We thank our good friends at Bienville Capital for permission to share their most recent Commentary & Strategy piece (the new website looks great guys). We have found the investment team at Bienville, whose roots originate from a Mobile, Alabama family office, to be insightful, independent and thought-provoking. We hope you enjoy their letter which provides an examination of the economic environment, policy decisions, and financial markets, in addition to their views for 2011. The full piece is available below along with a brief excerpt from the articulate Cullen Thomson (aka Double Down):
In a sense, the financial crises marked a critical inflection point: either the world would rebalance to more sustainable sources of growth, or, on the back of stimulus, continue to pursue the logically flawed policies of asset and credit-driven growth—the very same policies which led to the crisis in the first place. It is now clear that the path of political least resistance was chosen. As a result, the global economy has become more imbalanced with 45% of growth derived from countries running fiscal deficits of greater than 10%. Additionally, central bankers around the globe are now targeting asset prices in order to drive consumption while the emerging economies in Asia have fallen back into the illusory comfort of export-led growth. With China, Japan and Germany—the world’s 2nd, 3rd and 4th largest economies—running perennial trade surpluses, the burden of global demand is placed squarely on the already over-indebted countries of the west, specifically, the US and Britain.

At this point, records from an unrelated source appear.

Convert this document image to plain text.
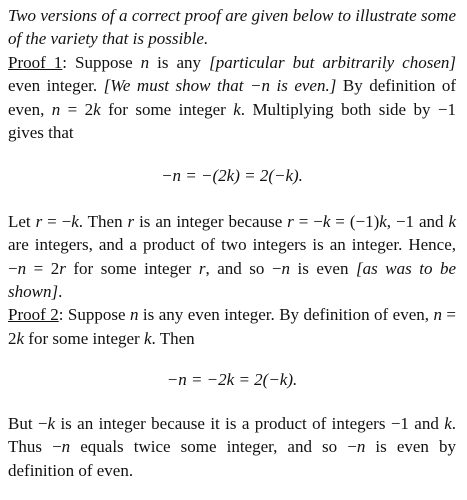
Two versions of a correct proof are given below to illustrate some of the variety that is possible.

Proof 1: Suppose n is any [particular but arbitrarily chosen] even integer. [We must show that −n is even.] By definition of even, n = 2k for some integer k. Multiplying both side by −1 gives that

−n = −(2k) = 2(−k).

Let r = −k. Then r is an integer because r = −k = (−1)k, −1 and k are integers, and a product of two integers is an integer. Hence, −n = 2r for some integer r, and so −n is even [as was to be shown].

Proof 2: Suppose n is any even integer. By definition of even, n = 2k for some integer k. Then

−n = −2k = 2(−k).

But −k is an integer because it is a product of integers −1 and k. Thus −n equals twice some integer, and so −n is even by definition of even.
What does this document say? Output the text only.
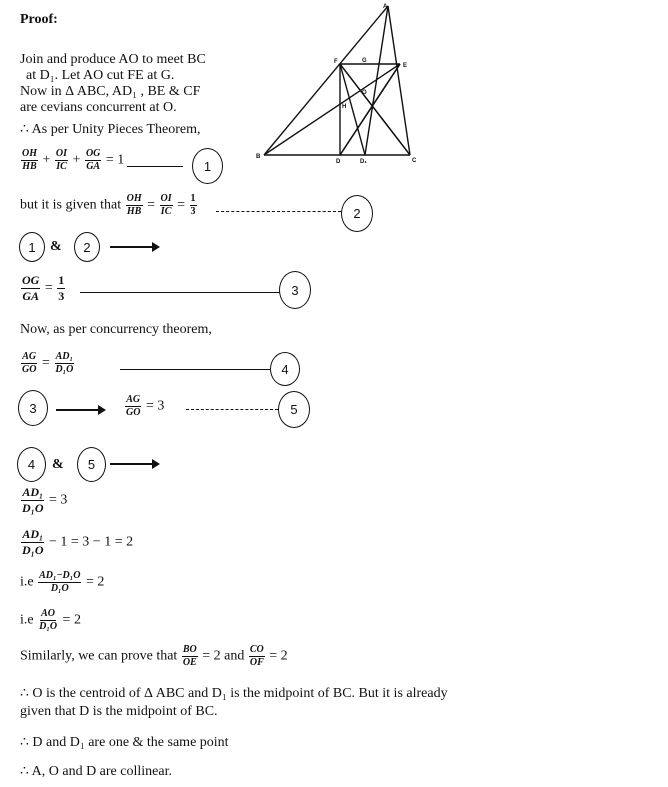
Proof:
Join and produce AO to meet BC
at D₁. Let AO cut FE at G.
Now in Δ ABC, AD₁ , BE & CF
are cevians concurrent at O.
∴ As per Unity Pieces Theorem,
A
B
C
D	D₁
E
F	G
H	I
O
$\frac{OH}{HB} + \frac{OI}{IC} + \frac{OG}{GA} = 1$	1
but it is given that $\frac{OH}{HB} = \frac{OI}{IC} = \frac{1}{3}$	2
1	&	2
$\frac{OG}{GA} = \frac{1}{3}$	3
Now, as per concurrency theorem,
$\frac{AG}{GO} = \frac{\text{AD₁}}{\text{D₁O}}$	4
3	$\frac{AG}{GO} = 3$	5
4	&	5
$\frac{\text{AD₁}}{\text{D₁O}} = 3$
$\frac{\text{AD₁}}{\text{D₁O}} - 1 = 3 - 1 = 2$
$i.e \frac{\text{AD₁−D₁O}}{\text{D₁O}} = 2$
$i.e \frac{AO}{\text{D₁O}} = 2$
Similarly, we can prove that $\frac{BO}{OE} = 2$ and $\frac{CO}{OF} = 2$
∴ O is the centroid of Δ ABC and D₁ is the midpoint of BC. But it is already
given that D is the midpoint of BC.
∴ D and D₁ are one & the same point
∴ A, O and D are collinear.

Although the world today remains highly imbalanced, we are also careful not to underestimate the will of policymakers, or ignore the adept management and profitability of many high-quality companies over the near term. We would not at all be surprised by a further increase in equity prices.
Nonetheless, similar to banks in 2007, governments today rely more on access to capital markets to fund themselves than any time in history. Many countries in Europe are effectively insolvent, yet have avoided default as a result of recent liquidity (either provided by markets or from bailout vehicles and supranational entities). Liquidity, however, largely results from confidence. As confidence erodes, sovereign defaults will become more likely.
Finally, the fiscal deflation necessary to cover both the on-and-off-balance sheet liabilities around the world is politically impossible, which, combined with a hyper-expansionary Federal Reserve, provides a positive backdrop for gold, as well as other sound currencies. Although we may tactically alter our position size given the wild swings in sentiment that accompany it, gold is likely to remain a core position for the medium term.